Zhu Min, who is currently President at the National Institute of Financial Research, spoke to CNBC at the sidelines of the Boao Forum in the Hainan Province, China.
He pointed out Trump's planned policies including the implementation of a border tax, the repeal and replacement of parts of the Affordable Care Act, infrastructure investments and tax reforms could face a long list of difficulties.
"If you're looking for what we heard just two months ago, and what we thought today right, you will see number one, (for) the border tax, the probability (of implementation) is very low ... which is a big deal," Zhu said.
He added infrastructure investments needed plenty of technical preparations, while the tax reform could face political and technical difficulties; details on both have been sparse from the administration.
Meanwhile, the administration has already seen difficulties in reforming healthcare. Republican lawmakers have struggled to rally enough support to pass a bill in the House of Representatives, to repeal and replace parts of the Affordable Care Act.
The snag in passing health care reforms already saw markets stumble from their rally, as investors reassessed their optimism and assets like the dollar and bond yields saw some volatility.
"I think the market (was) a little bit over-optimistic. I think the market will be disappointed," Zhu said, adding even if some of the reforms were to pass, the effects on the real economy will unlikely be felt this year.
"The real concern for me is the volatility caused by Mr. Trump's policies."
Even then, Zhu implied Trump's economic growth targets are potentially unrealistic, pointing out that U.S. potential growth rate is currently around 2 percent. Earlier this year, reports said the Trump transition team had ordered Council of Economic Advisers staffers to predict a sustained gross domestic product (GDP) growth of 3 percent to 3.5 percent.

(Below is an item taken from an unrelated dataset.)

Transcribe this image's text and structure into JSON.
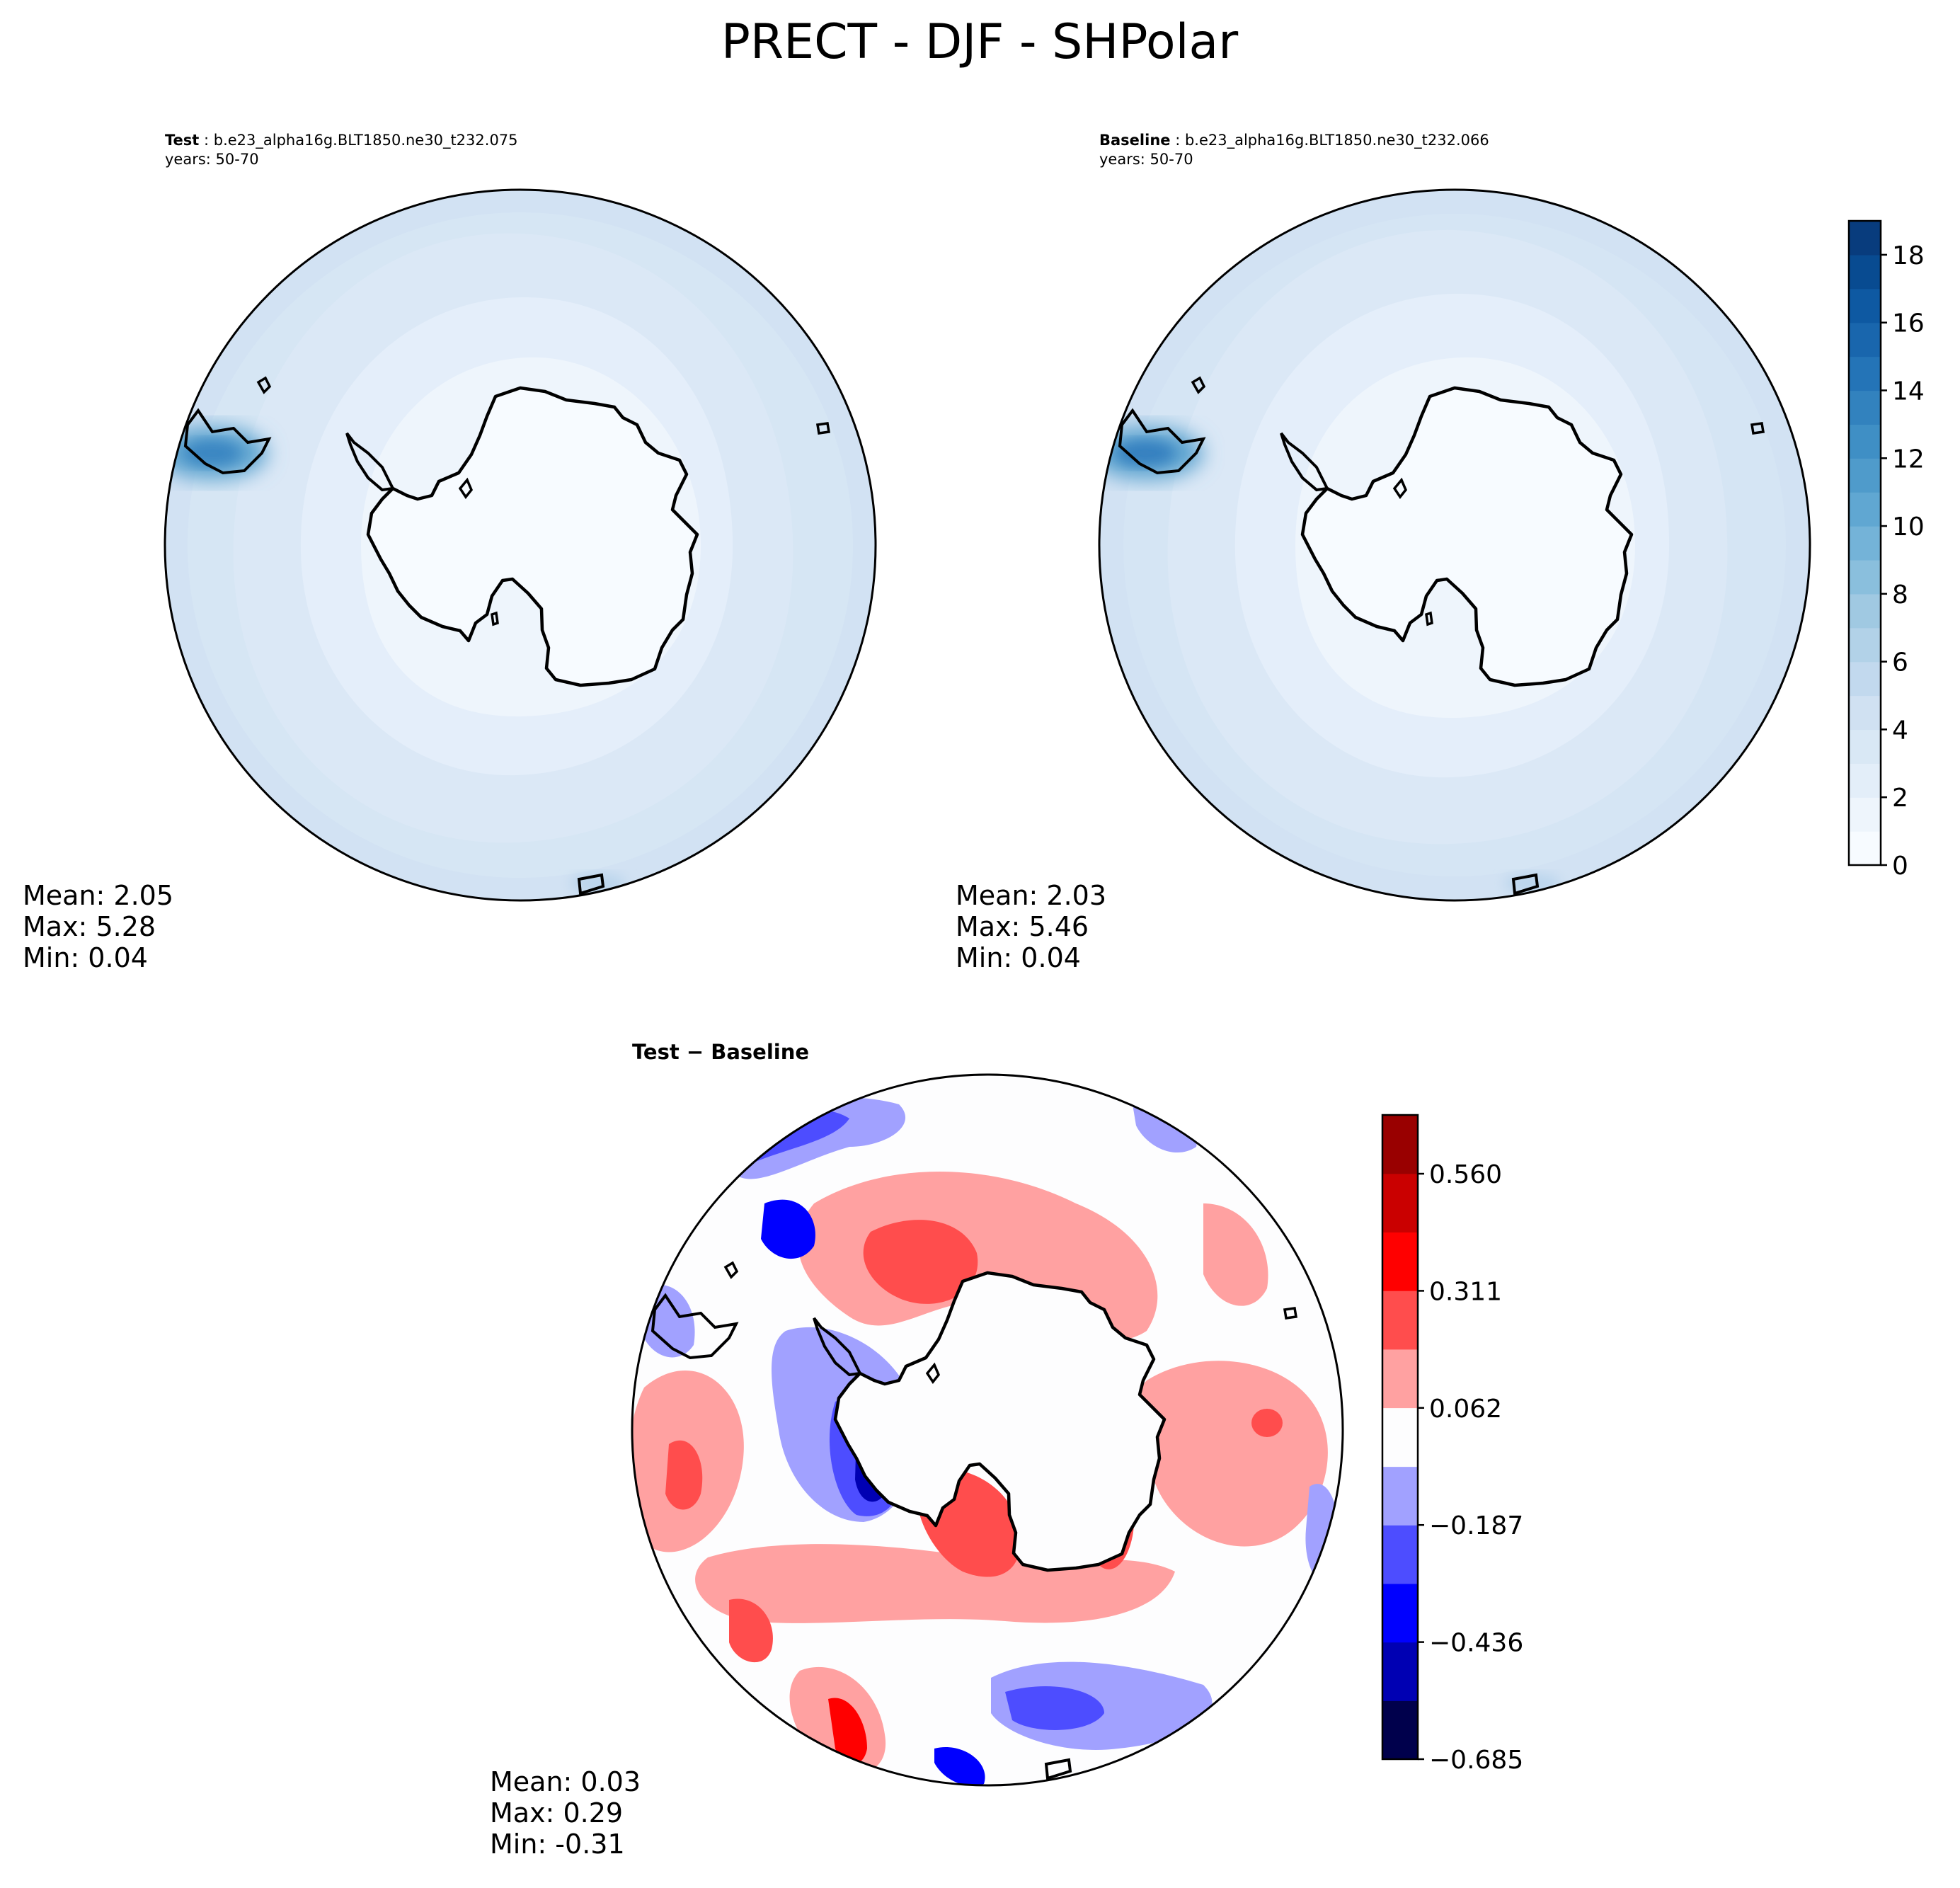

"If you get that level (of GDP growth), you need a huge (amount) of stimulus. It's not a few percentage of GDP deficit, it's huge. They need a lot of policy, it's not easy," he said, adding this could add to the volatility seen currently in markets.

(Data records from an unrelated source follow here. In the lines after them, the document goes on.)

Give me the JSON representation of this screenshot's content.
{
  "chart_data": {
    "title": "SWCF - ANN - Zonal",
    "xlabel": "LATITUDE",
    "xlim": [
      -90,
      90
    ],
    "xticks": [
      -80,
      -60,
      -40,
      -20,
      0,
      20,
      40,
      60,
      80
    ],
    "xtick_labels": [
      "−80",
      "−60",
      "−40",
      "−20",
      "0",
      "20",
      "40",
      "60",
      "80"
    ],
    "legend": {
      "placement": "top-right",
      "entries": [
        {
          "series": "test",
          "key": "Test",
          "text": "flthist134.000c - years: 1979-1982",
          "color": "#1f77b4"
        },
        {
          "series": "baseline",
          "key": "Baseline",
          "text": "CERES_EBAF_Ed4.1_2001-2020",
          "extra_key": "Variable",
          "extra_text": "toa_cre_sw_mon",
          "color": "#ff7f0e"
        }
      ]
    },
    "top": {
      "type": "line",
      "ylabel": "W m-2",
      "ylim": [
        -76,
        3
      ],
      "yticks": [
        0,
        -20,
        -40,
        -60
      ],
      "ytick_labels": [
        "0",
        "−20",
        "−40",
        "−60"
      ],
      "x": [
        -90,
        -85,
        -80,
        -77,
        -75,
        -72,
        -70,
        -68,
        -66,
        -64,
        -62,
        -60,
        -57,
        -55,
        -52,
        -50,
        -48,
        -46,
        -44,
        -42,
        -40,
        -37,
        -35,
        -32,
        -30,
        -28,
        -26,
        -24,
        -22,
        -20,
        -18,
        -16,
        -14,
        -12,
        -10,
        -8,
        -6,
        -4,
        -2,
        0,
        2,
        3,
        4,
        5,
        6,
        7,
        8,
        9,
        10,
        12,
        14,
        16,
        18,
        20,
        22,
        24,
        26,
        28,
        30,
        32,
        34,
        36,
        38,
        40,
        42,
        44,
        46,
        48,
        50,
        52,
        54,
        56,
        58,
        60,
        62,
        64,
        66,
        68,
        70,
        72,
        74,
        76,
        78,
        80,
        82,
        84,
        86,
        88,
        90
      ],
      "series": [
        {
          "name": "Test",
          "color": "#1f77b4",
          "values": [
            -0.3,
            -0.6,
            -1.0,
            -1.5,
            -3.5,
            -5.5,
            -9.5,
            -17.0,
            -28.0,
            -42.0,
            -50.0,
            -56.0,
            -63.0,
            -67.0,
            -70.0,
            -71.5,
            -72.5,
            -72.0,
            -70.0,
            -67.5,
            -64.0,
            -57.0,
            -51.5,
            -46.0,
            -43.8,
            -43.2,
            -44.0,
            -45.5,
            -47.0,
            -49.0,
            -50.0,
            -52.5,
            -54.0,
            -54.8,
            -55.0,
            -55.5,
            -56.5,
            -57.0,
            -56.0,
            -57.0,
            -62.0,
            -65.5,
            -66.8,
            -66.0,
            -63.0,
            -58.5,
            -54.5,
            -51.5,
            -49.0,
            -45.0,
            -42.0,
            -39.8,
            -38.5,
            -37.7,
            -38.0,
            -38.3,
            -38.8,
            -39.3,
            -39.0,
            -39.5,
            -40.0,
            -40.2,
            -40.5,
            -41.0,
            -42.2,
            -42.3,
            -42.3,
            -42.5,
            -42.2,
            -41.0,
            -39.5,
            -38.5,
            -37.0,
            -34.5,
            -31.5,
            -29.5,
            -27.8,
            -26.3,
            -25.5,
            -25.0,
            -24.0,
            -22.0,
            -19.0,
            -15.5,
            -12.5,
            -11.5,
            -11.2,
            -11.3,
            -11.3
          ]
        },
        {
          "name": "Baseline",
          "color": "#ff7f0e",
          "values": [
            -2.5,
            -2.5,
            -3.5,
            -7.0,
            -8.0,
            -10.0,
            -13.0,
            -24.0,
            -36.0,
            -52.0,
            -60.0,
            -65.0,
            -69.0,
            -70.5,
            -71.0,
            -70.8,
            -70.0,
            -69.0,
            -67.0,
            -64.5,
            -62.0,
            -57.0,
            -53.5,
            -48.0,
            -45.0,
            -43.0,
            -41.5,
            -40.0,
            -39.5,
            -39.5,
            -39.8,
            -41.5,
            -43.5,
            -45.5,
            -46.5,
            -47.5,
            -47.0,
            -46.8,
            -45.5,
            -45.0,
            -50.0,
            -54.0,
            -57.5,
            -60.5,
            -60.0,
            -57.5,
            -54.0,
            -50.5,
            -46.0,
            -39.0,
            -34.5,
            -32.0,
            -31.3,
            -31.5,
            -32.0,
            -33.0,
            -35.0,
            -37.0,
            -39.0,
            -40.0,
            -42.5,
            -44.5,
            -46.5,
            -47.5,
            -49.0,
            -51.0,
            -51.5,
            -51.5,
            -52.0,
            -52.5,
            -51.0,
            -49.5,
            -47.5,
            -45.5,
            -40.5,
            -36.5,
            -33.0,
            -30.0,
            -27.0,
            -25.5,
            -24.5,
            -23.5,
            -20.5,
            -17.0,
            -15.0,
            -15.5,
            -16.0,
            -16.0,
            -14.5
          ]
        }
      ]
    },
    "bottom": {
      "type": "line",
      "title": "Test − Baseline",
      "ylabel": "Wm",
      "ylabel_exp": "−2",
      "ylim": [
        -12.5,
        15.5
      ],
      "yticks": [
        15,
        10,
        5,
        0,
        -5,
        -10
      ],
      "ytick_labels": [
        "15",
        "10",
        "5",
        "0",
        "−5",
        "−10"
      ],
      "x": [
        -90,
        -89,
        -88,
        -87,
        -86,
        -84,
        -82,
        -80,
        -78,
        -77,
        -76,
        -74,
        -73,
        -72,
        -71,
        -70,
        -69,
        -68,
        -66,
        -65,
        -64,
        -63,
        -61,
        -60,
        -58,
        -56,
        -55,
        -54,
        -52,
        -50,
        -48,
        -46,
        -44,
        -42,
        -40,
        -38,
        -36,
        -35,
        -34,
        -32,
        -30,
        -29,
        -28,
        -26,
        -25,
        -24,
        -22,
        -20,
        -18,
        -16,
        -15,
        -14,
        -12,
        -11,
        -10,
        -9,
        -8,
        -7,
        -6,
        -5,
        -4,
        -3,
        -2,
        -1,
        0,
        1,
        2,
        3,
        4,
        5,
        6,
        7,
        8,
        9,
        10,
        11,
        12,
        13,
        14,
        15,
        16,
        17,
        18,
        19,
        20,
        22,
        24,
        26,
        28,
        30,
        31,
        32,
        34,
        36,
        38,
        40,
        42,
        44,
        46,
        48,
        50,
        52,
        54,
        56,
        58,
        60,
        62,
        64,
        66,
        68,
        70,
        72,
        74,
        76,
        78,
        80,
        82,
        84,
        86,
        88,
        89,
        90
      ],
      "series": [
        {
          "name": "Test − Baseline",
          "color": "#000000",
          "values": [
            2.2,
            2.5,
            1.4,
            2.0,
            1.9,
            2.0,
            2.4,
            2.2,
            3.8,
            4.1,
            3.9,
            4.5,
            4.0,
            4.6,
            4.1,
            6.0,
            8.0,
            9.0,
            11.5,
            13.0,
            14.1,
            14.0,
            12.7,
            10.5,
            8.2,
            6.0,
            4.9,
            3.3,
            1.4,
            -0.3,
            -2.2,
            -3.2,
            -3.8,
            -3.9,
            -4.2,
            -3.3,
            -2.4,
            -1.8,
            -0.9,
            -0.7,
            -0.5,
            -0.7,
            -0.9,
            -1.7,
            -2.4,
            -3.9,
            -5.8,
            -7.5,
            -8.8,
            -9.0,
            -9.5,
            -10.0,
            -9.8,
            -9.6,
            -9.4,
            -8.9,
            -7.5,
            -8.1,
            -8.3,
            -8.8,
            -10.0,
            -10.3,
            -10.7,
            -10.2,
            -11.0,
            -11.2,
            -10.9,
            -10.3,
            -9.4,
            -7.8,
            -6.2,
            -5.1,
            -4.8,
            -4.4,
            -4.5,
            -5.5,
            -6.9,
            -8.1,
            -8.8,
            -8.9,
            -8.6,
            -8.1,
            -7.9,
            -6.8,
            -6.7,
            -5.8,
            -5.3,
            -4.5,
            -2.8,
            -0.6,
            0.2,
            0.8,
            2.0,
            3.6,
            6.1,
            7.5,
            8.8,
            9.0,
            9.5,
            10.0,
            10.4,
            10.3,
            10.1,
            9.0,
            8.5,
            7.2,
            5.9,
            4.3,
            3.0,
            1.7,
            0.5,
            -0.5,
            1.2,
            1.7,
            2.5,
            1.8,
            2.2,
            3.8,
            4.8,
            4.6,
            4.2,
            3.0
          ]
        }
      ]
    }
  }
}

The former IMF deputy also stressed the importance of strengthening international institutions like the International Monetary Fund and the World Bank and said the world recognizes the need to move forward with globalization.
On China, Zhu said he expects economic growth to remain stable and added that the yuan likely will not have any further depreciation pressures. But the financial sector remains a concern, particularly the debt-ridden state-owned enterprises.